Biden’s Pentagon Pick Raises Questions on Military Influence

WASHINGTON (AP) —
In this 2015, photo, U.S. Central Command Commander Gen. Lloyd Austin III, testifies on Capitol Hill in Washington.  (AP Photo/Pablo Martinez Monsivais, File)

Joe Biden’s pick of Lloyd J. Austin to be secretary of defense is stirring unease in Congress, reflecting fears that putting a recently retired general in charge could further undermine the centuries-old principle of civilian control of the military.

Biden’s choice has not been publicly announced but was confirmed Monday by four people familiar with the decision. Austin would be the first Black leader of the Pentagon, and the historic nature of the nomination, particularly in a year of extraordinary racial tension in the country, adds an intriguing dimension to the debate in Congress over one of the key members of Biden’s Cabinet.

Austin was an unexpected choice. Most speculation centered on Michele Flournoy, an experienced Washington hand and Biden supporter. She would have been the first woman to run the Pentagon.

Austin is widely admired for his military service, which includes leading troops in combat in Iraq and Afghanistan and overseeing U.S. military operations throughout the greater Middle East as head of Central Command. But getting him installed as Pentagon chief will be more complicated than usual. He must win a congressional waiver of a requirement that a defense secretary be out of uniform at least seven years before taking office. Austin retired in 2016 after 41 years in the Army and has never held a political position.

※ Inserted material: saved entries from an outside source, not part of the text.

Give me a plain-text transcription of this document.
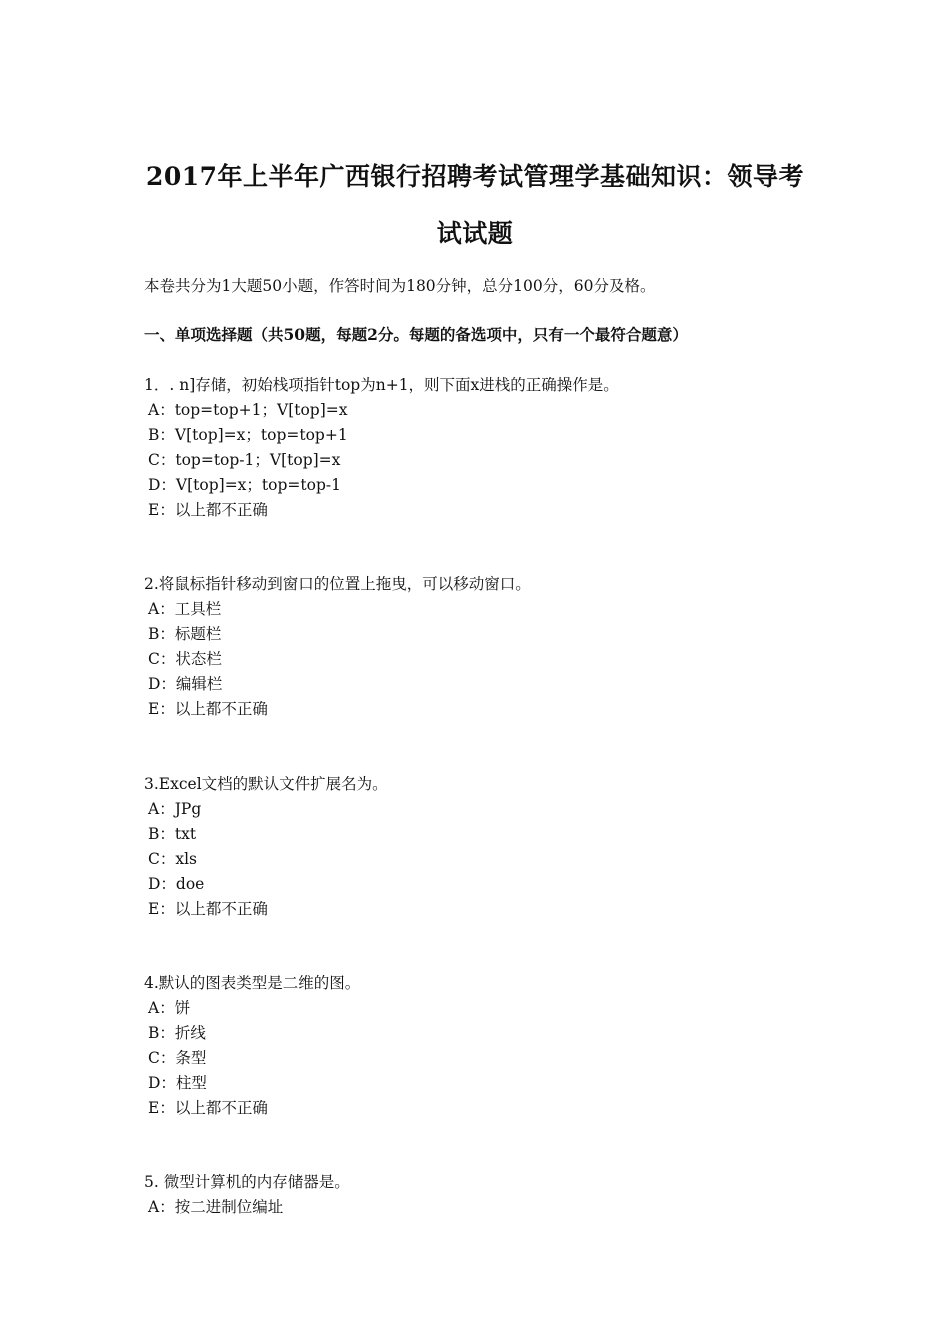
2017年上半年广西银行招聘考试管理学基础知识：领导考
试试题
本卷共分为1大题50小题，作答时间为180分钟，总分100分，60分及格。
一、单项选择题（共50题，每题2分。每题的备选项中，只有一个最符合题意）
1．. n]存储，初始栈项指针top为n+1，则下面x进栈的正确操作是。
A：top=top+1；V[top]=x
B：V[top]=x；top=top+1
C：top=top-1；V[top]=x
D：V[top]=x；top=top-1
E：以上都不正确
2.将鼠标指针移动到窗口的位置上拖曳，可以移动窗口。
A：工具栏
B：标题栏
C：状态栏
D：编辑栏
E：以上都不正确
3.Excel文档的默认文件扩展名为。
A：JPg
B：txt
C：xls
D：doe
E：以上都不正确
4.默认的图表类型是二维的图。
A：饼
B：折线
C：条型
D：柱型
E：以上都不正确
5. 微型计算机的内存储器是。
A：按二进制位编址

Such a congressional waiver has been granted only twice: in 1950 for George Marshall and in 2017 for Jim Mattis, the retired Marine general who became President Donald Trump’s first defense secretary. Some prominent Democrats opposed the Mattis waiver, and among those who voted for it, Sen. Jack Reed of Rhode Island expressed doubts.

“Waiving the law should happen no more than once in a generation,” Reed, the ranking Democrat on the Senate Armed Services Committee, said then, adding, “Therefore, I will not support a waiver for future nominees.”

“I feel, in all fairness, you have to give the opportunity to the nominee to explain himself or herself,” he told reporters.

Sen. James Inhofe, R-Okla., the current chairman of the Armed Services Committee, said he had no problem voting for the waivers. “I always support waivers,” he said. But he said he doesn’t know Austin well.

Civilian control of the military is rooted in Americans’ historic wariness of large standing armies with the power to overthrow the government it is intended to serve. That is why the president is the commander in chief of the armed forces, and it reflects the rationale behind the prohibition against a recently retired military officer serving as defense secretary.

The defense secretary’s top military adviser is the chairman of the Joint Chiefs of Staff, currently Army Gen. Mark Milley.

Mattis critics say he surrounded himself with military officers at the expense of a broader civilian perspective. He resigned in December 2018 in protest of Trump’s policies.

Similar concerns may emerge with an Austin nomination.

One of the people who confirmed Biden’s decision said the selection was about choosing the best possible person but acknowledged that pressure had built to name a candidate of color.

Biden has known Austin at least since the general’s years leading U.S. and coalition troops in Iraq while Biden was vice president. Austin was commander in Baghdad of the Multinational Corps-Iraq in 2008 when Barack Obama was elected president, and he returned to lead troops from 2010 through 2011.